Así, hace apenas veinte años, la "acción indígena" (no sólo en Bolivia sino
también en el resto de países de la región) transcurría por caminos alejados de
la institucionalidad formal y con vistas a un corto plazo. El que un candidato
indígena pudiera ocupar un lugar ubicado más allá del protagonismo en ciertos
actos parecía imposible. La vicepresidencia de Víctor Hugo Cárdenas, en 1993,
constituía sólo la antesala de lo que empezaría a ocurrir diez años después. El
hecho de que Bolivia tenga ahora, por primera vez, un presidente que se
considera indígena y que el partido que lidera haya obtenido una ventaja tan
abultada (la mayor en la historia de las elecciones democráticas en el país) son
síntomas de que algo ha cambiado.
Por ahora, a pesar de los vaivenes, la democracia boliviana (con los arreglos
formales e institucionales que se han dado) ha sido capaz de ir recortando el
discurso y el andamiaje colonial que sustentaba las situaciones de desigualdad
por motivos étnicos. Sin embargo, las demandas de los sectores indígenas (más
aún cuando son amplias mayorías) van a requerir una etapa de reflexión e
implementación sobre los procesos ya emprendidos. Es así como el respeto por
los valores, por las culturas, por las cosmovisiones y por la autonomía que se
reclama desde las poblaciones indígenas y originarias puede suponer tanto un
punto de equilibrio como de nuevas inestabilidades. Vencer la desigualdad no es
tarea fácil, todo lo contrario. Que Evo Morales sea presidente tampoco equivale
a menores obstáculos y complejidades para hacerlo. Pero sí es sinónimo de
nuevas oportunidades, nuevos enfoques y, quién sabe, tal vez mejores
resultados.
1No sólo eso; ciertos fenómenos han influido en ello durante los últimos años.

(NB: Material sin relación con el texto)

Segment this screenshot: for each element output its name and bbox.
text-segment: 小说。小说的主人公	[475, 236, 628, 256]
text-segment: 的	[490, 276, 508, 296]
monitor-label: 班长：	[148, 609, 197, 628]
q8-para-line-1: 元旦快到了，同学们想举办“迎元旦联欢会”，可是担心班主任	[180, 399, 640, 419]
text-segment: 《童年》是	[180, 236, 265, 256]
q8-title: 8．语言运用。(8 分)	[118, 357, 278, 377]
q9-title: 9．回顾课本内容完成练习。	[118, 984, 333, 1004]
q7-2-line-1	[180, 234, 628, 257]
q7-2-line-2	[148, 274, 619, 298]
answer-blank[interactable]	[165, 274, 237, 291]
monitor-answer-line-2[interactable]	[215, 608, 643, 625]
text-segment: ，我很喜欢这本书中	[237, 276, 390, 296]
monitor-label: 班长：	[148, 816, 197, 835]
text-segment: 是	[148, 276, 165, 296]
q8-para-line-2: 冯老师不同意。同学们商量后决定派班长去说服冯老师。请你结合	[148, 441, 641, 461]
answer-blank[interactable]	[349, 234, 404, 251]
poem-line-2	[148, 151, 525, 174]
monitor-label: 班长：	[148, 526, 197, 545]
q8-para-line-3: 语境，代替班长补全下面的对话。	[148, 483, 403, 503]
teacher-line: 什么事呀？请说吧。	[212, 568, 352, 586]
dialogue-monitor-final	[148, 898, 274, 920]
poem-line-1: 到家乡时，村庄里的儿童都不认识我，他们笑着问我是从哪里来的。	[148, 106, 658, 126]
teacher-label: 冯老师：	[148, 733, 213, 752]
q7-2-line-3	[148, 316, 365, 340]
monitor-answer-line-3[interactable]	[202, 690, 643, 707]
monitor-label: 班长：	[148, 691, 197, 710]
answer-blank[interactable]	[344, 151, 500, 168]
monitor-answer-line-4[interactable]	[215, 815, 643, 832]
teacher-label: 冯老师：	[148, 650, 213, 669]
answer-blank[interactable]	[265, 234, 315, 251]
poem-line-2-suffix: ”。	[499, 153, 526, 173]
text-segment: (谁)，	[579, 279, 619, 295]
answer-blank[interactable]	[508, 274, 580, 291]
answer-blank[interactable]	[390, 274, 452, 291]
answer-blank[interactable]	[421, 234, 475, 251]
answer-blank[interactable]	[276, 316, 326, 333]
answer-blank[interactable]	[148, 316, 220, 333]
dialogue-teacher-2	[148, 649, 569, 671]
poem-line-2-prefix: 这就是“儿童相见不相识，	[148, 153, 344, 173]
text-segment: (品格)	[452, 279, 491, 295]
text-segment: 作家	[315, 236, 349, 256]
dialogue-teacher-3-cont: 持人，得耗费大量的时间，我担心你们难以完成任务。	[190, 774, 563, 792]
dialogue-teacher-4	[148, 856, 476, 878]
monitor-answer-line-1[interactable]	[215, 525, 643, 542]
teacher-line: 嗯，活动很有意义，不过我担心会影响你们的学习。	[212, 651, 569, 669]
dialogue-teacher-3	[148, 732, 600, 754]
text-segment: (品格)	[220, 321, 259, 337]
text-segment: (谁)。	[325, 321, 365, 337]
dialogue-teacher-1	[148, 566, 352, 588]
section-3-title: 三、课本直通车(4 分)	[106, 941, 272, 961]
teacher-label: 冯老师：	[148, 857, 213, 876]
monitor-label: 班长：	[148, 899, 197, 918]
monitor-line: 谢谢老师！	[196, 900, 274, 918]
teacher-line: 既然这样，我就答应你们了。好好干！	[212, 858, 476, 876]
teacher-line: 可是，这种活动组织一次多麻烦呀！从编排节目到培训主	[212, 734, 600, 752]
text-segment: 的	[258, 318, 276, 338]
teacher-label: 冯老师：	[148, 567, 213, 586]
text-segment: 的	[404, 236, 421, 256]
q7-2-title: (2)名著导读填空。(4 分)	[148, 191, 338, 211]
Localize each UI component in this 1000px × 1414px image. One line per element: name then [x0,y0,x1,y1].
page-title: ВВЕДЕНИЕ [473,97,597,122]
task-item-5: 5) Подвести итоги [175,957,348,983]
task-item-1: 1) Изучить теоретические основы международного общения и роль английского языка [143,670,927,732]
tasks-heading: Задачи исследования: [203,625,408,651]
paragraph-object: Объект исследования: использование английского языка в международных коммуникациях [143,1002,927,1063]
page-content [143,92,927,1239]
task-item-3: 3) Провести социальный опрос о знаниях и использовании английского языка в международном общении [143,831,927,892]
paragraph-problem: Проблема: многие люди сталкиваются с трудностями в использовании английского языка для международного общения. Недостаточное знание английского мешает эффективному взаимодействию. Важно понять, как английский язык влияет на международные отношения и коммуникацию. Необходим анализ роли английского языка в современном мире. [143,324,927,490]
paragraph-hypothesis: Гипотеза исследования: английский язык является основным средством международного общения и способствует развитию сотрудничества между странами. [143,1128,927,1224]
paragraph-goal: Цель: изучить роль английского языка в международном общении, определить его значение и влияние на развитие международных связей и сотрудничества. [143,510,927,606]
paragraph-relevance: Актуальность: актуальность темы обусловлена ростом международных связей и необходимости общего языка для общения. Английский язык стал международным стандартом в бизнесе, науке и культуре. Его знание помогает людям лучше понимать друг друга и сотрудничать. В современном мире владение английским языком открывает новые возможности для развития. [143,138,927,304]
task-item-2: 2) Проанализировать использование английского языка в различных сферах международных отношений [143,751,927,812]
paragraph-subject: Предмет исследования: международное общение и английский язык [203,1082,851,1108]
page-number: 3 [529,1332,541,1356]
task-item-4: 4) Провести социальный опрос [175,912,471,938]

Por ejemplo, la
"Guerra del Agua" en Cochabamba (2000), la "Guerra del Gas" (2003), la caída de Sánchez de
Lozada (octubre, 2003), el polémico tema del cultivo de la hoja de coca, las manifestaciones que
agitaron las últimas semanas el gobierno de Carlos Mesa (junio, 2005), etc.
2Dichas políticas, iniciadas con el Decreto 21060 en 1985, lograron frenar problemas como la
espiral inflacionaria en el país. Sin embargo, sus problemas de diseño, que no tuvieron en cuenta
las especificidades propias del país, acabaron derivando en efectos inesperados que
perjudicaron, de manera mucho más grave, a los estratos socio-económicos más empobrecidos;
aquellos constituidos, mayoritariamente, por poblaciones indígenas y originarias.